The project follows Governor Babajide Sanwo-Olu’s approval, with Octragon Multi Projects appointed as consultant to lead implementation in collaboration with relevant Ministries, Departments and Agencies (MDAs).

According to the government, bringing these assets into the formal system will not only improve transparency in land administration but also ensure due compensation where applicable, while transforming idle or poorly regulated spaces into productive, revenue-generating assets.

Chief Executive Officer of Octragon Multi Projects, Engr. Gbolahan Awonusi said the exercise builds on earlier land documentation efforts, noting that the economic value of informal land assets in Lagos has risen significantly over the past decade.

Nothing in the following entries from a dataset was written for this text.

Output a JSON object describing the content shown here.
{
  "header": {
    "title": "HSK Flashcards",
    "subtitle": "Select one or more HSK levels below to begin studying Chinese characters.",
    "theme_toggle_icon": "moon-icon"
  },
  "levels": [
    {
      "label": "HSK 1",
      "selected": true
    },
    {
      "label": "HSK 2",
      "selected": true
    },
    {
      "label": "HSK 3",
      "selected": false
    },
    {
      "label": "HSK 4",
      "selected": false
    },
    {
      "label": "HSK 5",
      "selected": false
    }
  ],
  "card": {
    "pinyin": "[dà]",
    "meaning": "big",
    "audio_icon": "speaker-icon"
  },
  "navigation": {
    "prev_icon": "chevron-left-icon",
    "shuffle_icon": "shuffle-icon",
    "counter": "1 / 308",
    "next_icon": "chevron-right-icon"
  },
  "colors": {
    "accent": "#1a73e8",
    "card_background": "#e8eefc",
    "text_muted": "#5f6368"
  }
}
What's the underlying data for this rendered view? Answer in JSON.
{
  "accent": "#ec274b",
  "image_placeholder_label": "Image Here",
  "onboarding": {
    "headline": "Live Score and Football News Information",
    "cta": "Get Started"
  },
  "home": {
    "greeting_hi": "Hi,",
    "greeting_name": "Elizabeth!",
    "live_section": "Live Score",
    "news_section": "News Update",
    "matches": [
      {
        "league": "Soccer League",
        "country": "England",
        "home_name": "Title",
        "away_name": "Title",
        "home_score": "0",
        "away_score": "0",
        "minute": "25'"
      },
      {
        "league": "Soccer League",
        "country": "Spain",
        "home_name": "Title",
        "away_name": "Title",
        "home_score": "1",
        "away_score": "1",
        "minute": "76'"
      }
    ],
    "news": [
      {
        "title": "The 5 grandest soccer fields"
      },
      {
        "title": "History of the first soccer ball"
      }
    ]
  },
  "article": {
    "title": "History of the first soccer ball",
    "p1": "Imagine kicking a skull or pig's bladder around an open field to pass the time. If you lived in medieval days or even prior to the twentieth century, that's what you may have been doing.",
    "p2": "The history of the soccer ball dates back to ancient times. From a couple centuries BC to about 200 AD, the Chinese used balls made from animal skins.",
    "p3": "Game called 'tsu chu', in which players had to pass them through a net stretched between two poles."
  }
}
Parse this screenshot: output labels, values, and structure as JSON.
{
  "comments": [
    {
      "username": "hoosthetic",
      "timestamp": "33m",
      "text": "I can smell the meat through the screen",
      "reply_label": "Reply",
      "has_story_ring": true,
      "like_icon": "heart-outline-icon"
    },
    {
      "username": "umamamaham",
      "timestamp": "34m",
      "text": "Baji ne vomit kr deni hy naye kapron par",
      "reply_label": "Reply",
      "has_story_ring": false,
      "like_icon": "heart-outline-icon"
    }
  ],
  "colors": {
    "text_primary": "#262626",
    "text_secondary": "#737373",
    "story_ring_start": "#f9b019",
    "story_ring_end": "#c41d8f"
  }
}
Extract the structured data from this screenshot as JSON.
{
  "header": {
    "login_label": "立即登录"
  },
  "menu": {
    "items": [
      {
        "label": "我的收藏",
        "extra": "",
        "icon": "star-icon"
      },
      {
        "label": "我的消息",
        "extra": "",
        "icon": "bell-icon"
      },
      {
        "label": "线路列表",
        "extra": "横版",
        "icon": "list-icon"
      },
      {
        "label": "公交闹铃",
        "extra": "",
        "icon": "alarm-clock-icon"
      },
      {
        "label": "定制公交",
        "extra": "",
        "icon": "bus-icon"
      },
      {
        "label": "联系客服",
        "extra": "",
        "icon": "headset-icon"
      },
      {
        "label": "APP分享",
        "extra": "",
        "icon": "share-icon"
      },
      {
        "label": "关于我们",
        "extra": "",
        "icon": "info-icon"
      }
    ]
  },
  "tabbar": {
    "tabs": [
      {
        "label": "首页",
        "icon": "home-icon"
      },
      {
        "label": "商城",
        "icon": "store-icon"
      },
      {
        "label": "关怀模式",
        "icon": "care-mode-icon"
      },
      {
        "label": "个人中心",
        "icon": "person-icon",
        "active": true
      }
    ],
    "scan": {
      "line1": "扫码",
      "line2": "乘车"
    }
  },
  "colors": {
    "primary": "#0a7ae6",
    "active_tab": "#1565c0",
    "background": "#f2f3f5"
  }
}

He disclosed that the scope of the project has expanded from an initial 2,000 hectares to about 3,744 hectares across multiple locations, with the assets currently valued at roughly N3 trillion, underscoring the scale of untapped wealth tied to undocumented land.

The Permanent Secretary, Office of Physical Planning, Engr. Olumide Sotire described land as Lagos State’s most strategic resource, stressing that formalisation would enhance orderly urban development, improve planning data and create a stronger platform for investment.

The Lagos State Valuation Office is expected to coordinate the valuation process alongside other MDAs, while the Lagos State Informal Space Management Authority noted that structured valuation and documentation could help convert informal spaces into sustainable economic assets.

The move aligns with broader national efforts to deepen land formalisation. The Federal Government had earlier partnered with the World Bank Group to raise land formalisation in Nigeria to 50 per cent over the next decade, in a bid to unlock hundreds of billions of dollars in “dead capital” tied to untitled land.

With less than 10 per cent of land in Nigeria formally registered, Lagos’ N3 trillion target signals a strategic push to turn land reform into a major lever for economic growth, investment attraction and stronger internally generated revenue.